Opening the little blue and white cardboard
pint, Fiona brings it to her nose to sniff. Her face immediately contorts in disgust, and she carries it over to the sink, silently retching.
"Grocery shopping. First, I'll go grocery shopping."
After pouring the contents of the container down the drain and chasing it with several liberal squirts of green apple-scented dishwashing soap, she heads toward the front door. An unexpected crash of thunder and a rush of new rain makes her step back.
"Tomorrow. Tomorrow, I will go grocery shopping."

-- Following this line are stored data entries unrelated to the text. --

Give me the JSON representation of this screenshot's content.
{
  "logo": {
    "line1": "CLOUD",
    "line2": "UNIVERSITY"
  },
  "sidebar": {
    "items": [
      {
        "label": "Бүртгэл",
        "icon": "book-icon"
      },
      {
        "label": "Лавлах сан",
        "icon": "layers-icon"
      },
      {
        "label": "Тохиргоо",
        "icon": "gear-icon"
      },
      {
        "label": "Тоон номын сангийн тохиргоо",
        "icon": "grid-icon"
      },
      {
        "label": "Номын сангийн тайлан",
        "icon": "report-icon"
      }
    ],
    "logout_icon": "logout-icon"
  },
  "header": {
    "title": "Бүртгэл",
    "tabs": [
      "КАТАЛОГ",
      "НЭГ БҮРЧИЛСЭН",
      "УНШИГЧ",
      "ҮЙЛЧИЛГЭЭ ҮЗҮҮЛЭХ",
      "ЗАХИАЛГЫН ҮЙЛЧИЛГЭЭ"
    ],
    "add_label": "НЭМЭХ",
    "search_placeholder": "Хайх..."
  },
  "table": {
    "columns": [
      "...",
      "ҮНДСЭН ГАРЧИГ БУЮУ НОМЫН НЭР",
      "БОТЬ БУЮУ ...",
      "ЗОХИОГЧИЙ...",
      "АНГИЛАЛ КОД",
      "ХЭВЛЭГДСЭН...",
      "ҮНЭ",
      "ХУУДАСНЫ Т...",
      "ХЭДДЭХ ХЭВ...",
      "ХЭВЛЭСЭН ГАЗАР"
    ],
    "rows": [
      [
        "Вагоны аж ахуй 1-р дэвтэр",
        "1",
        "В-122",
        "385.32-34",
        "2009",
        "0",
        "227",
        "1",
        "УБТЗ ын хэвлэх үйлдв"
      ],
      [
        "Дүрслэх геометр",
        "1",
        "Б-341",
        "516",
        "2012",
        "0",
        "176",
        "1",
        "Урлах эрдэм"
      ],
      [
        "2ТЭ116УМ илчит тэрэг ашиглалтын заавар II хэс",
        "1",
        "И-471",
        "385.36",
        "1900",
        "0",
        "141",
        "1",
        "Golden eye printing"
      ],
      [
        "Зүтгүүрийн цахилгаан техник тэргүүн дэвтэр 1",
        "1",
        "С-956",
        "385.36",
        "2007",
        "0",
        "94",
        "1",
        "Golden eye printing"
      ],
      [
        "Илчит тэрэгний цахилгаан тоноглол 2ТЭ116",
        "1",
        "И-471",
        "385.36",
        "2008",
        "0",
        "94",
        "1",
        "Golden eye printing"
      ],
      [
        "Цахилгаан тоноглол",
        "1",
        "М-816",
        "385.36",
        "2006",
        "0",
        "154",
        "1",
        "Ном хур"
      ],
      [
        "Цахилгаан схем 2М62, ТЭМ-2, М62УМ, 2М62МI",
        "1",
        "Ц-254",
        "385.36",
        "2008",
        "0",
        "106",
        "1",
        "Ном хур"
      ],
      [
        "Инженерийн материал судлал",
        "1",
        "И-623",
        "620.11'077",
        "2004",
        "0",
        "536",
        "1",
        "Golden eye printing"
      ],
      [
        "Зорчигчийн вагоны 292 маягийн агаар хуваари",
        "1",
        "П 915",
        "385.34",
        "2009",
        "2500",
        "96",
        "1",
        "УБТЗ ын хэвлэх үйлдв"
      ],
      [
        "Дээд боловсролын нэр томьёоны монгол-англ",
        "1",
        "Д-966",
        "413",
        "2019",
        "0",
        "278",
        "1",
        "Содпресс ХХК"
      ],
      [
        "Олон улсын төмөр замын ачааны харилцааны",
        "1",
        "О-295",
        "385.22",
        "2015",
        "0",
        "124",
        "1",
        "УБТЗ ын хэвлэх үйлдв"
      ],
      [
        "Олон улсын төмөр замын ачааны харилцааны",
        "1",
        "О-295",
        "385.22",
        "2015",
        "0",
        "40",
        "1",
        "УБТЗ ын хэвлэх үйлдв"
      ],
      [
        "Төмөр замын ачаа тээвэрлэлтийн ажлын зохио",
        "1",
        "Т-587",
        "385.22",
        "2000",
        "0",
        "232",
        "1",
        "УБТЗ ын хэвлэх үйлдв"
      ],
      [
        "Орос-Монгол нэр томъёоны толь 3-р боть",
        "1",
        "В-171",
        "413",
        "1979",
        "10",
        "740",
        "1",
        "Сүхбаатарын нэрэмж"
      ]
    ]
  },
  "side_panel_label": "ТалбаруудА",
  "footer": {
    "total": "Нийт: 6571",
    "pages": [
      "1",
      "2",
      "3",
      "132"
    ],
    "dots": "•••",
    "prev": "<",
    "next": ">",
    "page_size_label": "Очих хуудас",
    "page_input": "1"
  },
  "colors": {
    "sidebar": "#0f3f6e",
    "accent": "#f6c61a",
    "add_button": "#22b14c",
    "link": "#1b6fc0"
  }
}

"What about your coffee?" I ask.
She looks down into the mug still sitting on the counter. Her expression is cautious, but firm, like she's trying to intimidate the brew into being drinkable.
"I can drink it black," she says.
"Oh, you can?" I ask, a hint of laughter in my voice.
"Yes, Cade, I can," she retorts sharply. She snatches the cup off the counter and takes a swig. Immediately, the mug hits the counter again, and she grimaces. "Hot. So hot and bitter," she chokes out. "Why the fuck would anybody drink that?"
I take a sip of my coffee, hoping to not taste any dust, and start out of the room.
"Nice to see that finishing school program Grammie made you do is still sticking with you.”
I can feel Fiona's eyes boring into my back, and I stifle a laugh against the lip of my mug as I sip on my coffee. Walking up the stairs, I head toward the bedroom I used when I was younger. This is a familiar route I've taken countless times before, but when I get to the end and look in the room, it’s completely different than I remember.
Rather than being a simple bedroom with a dresser on one side, and a bed set against the wall opposite the window, I find myself staring into a storage closet. The entire room has tilted furniture, boxes, crates, and a variety of other things piled on top of each other, nearly to the ceiling. I reach in and flip the light switch in an attempt to illuminate the space, but barely any light filters through the junk piled up around the fixture.
"Wow," Fiona says as she steps up beside me. "This looks welcoming. You might want to get started heading toward the bed. Looks like it might take you a few days to slither your way in."